About 150 km due east of Keetmanshoop are the western beginnings of the famous Kalahari (or more correctly, Kgalagadi (wilderness) Desert, extending across the borders of Namibia, South Africa and Botswana, with large areas of this semi-arid ‘desert’ savannah of grasses, thorn trees and distinctive red sands contained in the Kgalagadi Transfrontier National Park, a 36 000 km² preserve and one of the largest in the world.
Karas is the gateway to this vast eco-paradise, famed for some of the largest and most varied concentrations of wildlife on the subcontinent – in many places, unimpeded by territorial fences, with many species migrating across a huge landscape as they have for millennia.
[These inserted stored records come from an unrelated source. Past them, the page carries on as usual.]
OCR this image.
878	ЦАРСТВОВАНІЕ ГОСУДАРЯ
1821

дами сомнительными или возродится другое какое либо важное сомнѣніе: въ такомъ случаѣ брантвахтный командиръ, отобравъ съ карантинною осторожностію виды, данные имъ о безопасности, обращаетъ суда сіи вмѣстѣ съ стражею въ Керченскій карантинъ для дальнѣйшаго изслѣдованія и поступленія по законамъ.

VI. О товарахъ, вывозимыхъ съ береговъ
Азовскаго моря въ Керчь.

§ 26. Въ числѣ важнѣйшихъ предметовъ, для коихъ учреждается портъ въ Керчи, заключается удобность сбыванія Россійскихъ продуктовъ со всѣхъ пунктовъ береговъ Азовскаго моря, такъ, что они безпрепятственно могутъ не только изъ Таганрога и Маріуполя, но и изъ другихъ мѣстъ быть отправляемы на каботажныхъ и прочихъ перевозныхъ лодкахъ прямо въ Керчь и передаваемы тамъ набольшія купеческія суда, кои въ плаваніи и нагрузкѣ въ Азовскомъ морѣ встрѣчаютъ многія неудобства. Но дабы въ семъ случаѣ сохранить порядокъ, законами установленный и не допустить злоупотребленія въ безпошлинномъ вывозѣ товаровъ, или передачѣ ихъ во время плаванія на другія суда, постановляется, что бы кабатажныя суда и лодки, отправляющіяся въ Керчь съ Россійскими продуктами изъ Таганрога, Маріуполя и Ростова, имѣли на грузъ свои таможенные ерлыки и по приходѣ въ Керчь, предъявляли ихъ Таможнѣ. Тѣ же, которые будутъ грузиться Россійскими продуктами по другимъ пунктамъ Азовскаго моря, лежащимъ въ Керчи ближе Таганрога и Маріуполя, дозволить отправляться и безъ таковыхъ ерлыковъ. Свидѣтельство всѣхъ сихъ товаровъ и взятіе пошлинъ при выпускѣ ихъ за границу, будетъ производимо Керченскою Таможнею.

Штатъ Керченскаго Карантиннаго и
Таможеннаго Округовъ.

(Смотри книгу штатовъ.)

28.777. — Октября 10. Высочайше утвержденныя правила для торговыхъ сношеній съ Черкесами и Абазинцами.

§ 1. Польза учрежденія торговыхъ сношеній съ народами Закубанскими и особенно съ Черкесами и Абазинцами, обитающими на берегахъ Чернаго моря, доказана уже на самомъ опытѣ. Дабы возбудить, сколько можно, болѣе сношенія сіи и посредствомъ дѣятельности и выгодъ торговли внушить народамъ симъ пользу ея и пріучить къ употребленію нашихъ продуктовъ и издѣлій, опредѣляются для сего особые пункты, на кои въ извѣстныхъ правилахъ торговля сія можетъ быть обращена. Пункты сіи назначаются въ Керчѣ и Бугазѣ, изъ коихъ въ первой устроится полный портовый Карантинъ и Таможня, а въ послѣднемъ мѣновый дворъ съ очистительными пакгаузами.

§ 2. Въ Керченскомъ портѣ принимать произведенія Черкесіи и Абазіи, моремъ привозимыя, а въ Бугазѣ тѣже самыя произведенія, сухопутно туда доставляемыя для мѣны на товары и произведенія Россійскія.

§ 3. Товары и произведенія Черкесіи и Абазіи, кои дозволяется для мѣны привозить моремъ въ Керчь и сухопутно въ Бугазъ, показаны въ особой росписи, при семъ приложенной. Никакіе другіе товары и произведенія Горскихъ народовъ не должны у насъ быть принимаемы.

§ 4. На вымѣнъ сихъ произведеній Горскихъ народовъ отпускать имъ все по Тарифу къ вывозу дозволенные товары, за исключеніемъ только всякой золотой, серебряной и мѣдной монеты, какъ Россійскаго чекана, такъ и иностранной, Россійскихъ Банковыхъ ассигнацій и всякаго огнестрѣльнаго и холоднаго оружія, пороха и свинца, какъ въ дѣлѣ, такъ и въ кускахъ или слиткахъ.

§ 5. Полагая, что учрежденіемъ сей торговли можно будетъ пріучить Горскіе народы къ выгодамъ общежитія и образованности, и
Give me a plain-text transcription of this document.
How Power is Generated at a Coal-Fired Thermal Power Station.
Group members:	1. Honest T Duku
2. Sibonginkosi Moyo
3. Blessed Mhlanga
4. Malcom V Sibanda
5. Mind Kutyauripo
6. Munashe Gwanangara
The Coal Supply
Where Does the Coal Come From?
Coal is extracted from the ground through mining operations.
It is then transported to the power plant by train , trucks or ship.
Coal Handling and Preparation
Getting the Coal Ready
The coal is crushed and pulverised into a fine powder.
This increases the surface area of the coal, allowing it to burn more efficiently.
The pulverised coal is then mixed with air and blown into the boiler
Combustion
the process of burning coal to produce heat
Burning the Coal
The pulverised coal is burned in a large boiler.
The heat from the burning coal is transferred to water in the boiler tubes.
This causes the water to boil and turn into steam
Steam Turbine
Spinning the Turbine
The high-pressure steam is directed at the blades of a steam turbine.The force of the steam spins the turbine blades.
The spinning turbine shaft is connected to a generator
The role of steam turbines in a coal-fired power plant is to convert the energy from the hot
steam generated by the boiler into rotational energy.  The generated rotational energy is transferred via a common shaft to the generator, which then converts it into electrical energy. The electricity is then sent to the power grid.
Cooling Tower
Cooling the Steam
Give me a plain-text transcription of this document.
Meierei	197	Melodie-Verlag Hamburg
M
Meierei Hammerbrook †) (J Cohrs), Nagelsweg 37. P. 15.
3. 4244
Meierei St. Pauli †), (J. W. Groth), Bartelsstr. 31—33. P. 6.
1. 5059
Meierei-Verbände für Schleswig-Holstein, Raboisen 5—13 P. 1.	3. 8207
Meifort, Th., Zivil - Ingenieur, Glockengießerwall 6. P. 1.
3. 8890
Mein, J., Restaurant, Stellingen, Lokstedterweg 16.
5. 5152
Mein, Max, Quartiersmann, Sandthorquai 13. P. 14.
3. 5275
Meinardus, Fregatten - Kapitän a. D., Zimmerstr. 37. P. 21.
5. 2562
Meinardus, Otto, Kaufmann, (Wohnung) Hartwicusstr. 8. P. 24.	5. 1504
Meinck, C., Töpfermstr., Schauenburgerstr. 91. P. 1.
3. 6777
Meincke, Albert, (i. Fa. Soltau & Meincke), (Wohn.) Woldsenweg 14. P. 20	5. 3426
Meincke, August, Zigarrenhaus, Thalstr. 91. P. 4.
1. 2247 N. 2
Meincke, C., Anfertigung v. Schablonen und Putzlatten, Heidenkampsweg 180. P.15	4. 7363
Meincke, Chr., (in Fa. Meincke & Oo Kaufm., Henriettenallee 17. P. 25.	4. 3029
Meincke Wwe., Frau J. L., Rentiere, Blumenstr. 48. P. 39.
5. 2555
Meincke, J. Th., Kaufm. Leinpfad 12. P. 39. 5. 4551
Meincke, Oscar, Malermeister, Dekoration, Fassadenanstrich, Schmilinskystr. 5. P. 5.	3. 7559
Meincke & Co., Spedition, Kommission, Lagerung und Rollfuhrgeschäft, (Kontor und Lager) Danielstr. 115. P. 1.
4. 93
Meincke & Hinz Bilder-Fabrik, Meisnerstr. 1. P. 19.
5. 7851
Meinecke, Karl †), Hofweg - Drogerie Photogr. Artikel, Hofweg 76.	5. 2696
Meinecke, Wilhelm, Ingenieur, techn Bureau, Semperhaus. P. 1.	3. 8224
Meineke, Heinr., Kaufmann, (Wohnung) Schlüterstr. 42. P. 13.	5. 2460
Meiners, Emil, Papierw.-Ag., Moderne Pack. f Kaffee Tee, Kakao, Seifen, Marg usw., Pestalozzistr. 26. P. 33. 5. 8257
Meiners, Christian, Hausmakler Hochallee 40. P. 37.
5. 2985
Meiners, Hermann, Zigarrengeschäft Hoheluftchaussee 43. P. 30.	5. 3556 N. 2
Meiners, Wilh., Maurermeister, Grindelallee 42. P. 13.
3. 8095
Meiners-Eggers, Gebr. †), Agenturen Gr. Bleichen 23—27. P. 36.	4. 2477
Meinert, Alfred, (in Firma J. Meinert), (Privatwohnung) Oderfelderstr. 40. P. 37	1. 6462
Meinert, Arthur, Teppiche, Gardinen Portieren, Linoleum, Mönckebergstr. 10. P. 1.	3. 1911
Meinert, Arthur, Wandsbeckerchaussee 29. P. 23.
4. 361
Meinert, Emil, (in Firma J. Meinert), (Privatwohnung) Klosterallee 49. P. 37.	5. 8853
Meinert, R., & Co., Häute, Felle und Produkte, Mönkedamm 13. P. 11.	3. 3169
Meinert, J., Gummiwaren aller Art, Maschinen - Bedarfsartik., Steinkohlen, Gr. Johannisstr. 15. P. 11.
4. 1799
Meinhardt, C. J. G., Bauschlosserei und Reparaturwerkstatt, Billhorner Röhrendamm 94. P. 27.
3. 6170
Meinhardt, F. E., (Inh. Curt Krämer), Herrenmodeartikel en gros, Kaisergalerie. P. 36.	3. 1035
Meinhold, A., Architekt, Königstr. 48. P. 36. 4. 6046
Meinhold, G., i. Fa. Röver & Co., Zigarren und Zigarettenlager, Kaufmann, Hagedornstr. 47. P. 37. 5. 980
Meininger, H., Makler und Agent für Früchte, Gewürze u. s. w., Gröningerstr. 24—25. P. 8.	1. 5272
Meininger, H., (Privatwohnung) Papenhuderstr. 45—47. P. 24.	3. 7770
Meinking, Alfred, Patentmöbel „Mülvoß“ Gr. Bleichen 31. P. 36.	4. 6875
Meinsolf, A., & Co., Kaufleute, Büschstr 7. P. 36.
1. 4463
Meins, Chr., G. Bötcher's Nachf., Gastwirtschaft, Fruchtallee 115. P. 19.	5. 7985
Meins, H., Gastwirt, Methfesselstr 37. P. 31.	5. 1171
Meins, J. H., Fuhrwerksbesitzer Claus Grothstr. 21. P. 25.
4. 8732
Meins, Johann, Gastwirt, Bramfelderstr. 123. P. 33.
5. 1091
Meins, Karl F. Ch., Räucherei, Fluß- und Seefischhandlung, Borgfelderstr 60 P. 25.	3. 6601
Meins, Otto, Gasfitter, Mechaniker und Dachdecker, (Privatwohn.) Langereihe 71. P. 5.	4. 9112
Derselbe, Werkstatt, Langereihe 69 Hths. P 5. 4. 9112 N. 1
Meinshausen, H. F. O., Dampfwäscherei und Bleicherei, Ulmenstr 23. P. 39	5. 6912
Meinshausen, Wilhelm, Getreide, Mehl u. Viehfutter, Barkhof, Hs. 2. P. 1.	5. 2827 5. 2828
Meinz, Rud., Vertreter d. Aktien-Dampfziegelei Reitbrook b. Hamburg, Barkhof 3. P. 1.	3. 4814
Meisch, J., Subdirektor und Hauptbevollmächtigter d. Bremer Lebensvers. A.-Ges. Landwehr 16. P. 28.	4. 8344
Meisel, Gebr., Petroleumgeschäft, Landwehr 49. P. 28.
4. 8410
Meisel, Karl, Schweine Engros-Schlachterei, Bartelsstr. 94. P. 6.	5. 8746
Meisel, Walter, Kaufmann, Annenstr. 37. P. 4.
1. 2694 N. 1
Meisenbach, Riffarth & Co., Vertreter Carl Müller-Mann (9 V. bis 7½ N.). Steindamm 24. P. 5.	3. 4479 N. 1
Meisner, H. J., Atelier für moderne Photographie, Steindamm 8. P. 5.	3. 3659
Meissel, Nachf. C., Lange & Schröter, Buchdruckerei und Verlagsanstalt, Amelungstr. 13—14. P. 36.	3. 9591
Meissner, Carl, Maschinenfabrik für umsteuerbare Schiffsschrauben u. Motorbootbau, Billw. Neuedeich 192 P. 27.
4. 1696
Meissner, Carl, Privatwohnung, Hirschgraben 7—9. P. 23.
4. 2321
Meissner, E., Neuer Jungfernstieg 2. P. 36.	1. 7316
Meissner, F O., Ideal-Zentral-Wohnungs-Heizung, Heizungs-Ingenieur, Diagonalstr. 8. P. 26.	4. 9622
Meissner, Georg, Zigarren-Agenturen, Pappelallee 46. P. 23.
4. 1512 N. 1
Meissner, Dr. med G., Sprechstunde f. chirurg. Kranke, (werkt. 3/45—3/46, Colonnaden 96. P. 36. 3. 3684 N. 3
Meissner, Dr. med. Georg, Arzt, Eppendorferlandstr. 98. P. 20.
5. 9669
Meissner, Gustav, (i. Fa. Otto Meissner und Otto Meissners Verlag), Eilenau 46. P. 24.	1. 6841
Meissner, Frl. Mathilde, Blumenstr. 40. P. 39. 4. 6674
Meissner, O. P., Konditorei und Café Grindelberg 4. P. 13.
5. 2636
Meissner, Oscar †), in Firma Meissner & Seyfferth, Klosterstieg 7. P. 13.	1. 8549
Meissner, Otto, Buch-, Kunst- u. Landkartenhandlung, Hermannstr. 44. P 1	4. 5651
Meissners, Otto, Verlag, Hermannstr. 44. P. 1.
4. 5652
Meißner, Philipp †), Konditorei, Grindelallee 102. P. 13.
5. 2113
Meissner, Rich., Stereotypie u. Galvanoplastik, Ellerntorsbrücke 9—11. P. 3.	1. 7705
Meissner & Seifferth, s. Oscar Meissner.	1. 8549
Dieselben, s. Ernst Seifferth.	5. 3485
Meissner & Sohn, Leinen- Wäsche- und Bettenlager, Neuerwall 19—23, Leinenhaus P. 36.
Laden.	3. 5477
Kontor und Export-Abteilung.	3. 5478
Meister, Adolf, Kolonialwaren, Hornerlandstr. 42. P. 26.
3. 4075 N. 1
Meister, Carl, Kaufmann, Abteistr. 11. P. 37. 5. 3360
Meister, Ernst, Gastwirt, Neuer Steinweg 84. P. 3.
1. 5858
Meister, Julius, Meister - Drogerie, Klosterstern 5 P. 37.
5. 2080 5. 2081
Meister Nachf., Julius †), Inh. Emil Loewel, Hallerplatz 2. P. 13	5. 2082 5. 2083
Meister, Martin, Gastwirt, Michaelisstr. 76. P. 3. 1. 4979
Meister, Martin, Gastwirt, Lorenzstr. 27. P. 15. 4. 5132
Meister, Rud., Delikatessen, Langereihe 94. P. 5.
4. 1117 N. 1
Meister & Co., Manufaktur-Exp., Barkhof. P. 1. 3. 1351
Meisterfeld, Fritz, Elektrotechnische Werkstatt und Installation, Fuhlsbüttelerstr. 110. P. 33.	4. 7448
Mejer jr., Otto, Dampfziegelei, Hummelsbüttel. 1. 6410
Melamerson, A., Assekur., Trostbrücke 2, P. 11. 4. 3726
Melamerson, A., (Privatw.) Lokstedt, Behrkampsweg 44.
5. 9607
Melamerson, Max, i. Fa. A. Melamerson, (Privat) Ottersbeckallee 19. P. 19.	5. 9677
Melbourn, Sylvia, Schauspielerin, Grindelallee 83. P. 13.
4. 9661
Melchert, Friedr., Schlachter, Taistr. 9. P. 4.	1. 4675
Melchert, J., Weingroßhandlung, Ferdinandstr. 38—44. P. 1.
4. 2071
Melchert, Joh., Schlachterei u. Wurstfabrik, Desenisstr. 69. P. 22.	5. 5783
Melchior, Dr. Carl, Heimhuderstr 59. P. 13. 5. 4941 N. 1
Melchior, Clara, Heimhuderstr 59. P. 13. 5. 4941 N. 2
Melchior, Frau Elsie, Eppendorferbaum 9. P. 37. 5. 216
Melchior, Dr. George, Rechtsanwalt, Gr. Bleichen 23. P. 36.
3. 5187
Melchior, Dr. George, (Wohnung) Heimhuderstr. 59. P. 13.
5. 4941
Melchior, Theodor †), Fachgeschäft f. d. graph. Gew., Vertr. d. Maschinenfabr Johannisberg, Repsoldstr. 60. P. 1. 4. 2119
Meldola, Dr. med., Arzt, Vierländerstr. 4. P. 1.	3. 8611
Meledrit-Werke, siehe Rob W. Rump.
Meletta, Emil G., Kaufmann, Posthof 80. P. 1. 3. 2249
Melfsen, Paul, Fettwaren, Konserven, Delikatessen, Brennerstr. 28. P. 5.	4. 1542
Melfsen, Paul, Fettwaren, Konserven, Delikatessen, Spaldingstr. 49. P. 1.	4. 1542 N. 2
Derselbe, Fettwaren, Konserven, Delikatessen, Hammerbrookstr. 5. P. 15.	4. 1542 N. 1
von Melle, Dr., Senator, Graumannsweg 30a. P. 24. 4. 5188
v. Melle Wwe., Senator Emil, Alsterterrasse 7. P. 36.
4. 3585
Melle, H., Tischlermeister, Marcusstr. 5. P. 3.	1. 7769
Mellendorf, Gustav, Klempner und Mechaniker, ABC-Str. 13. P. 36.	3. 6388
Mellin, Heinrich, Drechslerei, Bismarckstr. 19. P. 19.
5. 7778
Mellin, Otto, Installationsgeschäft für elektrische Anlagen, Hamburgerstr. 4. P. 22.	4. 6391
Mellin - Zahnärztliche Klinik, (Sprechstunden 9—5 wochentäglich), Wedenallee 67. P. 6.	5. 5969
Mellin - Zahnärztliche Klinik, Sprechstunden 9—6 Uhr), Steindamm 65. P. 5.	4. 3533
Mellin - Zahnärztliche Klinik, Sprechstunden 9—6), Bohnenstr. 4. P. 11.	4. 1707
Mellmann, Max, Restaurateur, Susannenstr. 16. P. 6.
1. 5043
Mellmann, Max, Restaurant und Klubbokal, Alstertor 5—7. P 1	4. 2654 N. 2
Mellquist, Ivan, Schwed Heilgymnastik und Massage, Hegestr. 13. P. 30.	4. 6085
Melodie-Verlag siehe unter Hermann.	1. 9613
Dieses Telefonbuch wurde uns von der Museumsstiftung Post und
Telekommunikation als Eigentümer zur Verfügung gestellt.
Both Aroab and Koës fall into the Namibia Kalahari border area and are linked by the C11 road. Aroab is just 35 km west of the major South African border post at Rietfontein, and Koës, further north is due west of the newly opened Mata Mata border post, a major tourism entry point to the Kgalagadi Park.
There are relatively few traditional accommodation resorts in this area, but 4×4 excursion, safari and hunting operators are well-established and mainly offer camping and overnighting facilities at various well-appointed farm homesteads and campsites en route and further afield across the border. Well-known operations of this kind in the area are Kalahari Namib Eco Tourism on the Farm Kiriis Ost, and Wildheim Hunting Safari, both some 40 km from Aroab on the C11 road.
Luxury game lodges in this area include the impressive Kalahari Game Ranch, just off the C11 near the South African border and well known for hosting international celebrity visitors to the region. There is also a small, poplar hotel in the settlement of Koës.
Natural wonders, ecological excursions, game farm viewing and safari adventures such as a route through 28 000 ha of Kalahari, are popular attractions. In the Kagalagadi Reserve visitors can see herds of gemsbok springbok, red hartebeest and wildebeest, as well as giraffe, hyena, jackal, fox, ostrich, ratel, porcupine, a huge variety of birdlife, small mammals, reptiles and, most notably, big cats such as lion, leopard and cheetah.
For lovers of outdoor adventure, the area offers 4 x 4 hops, dune sand boarding, quad-biking and controlled hunting at selected game farms. Across the border, some 40 km from Aroab there is also an almost surreal view of the 75km x 15km area of the Oxford Pan – South Africa’s largest.
Many historical sites exist but are carefully hidden and require experienced guides. Some include the “White Elephant” rock art site on a farm near Warmfontein, near Aroab and to so-called “Lost City of the Yellow Nation”, or IIKhaux!nas – the remains of a red stone citadel, almost unknown until recently and of one Namibia’s rare sites of early human habitation.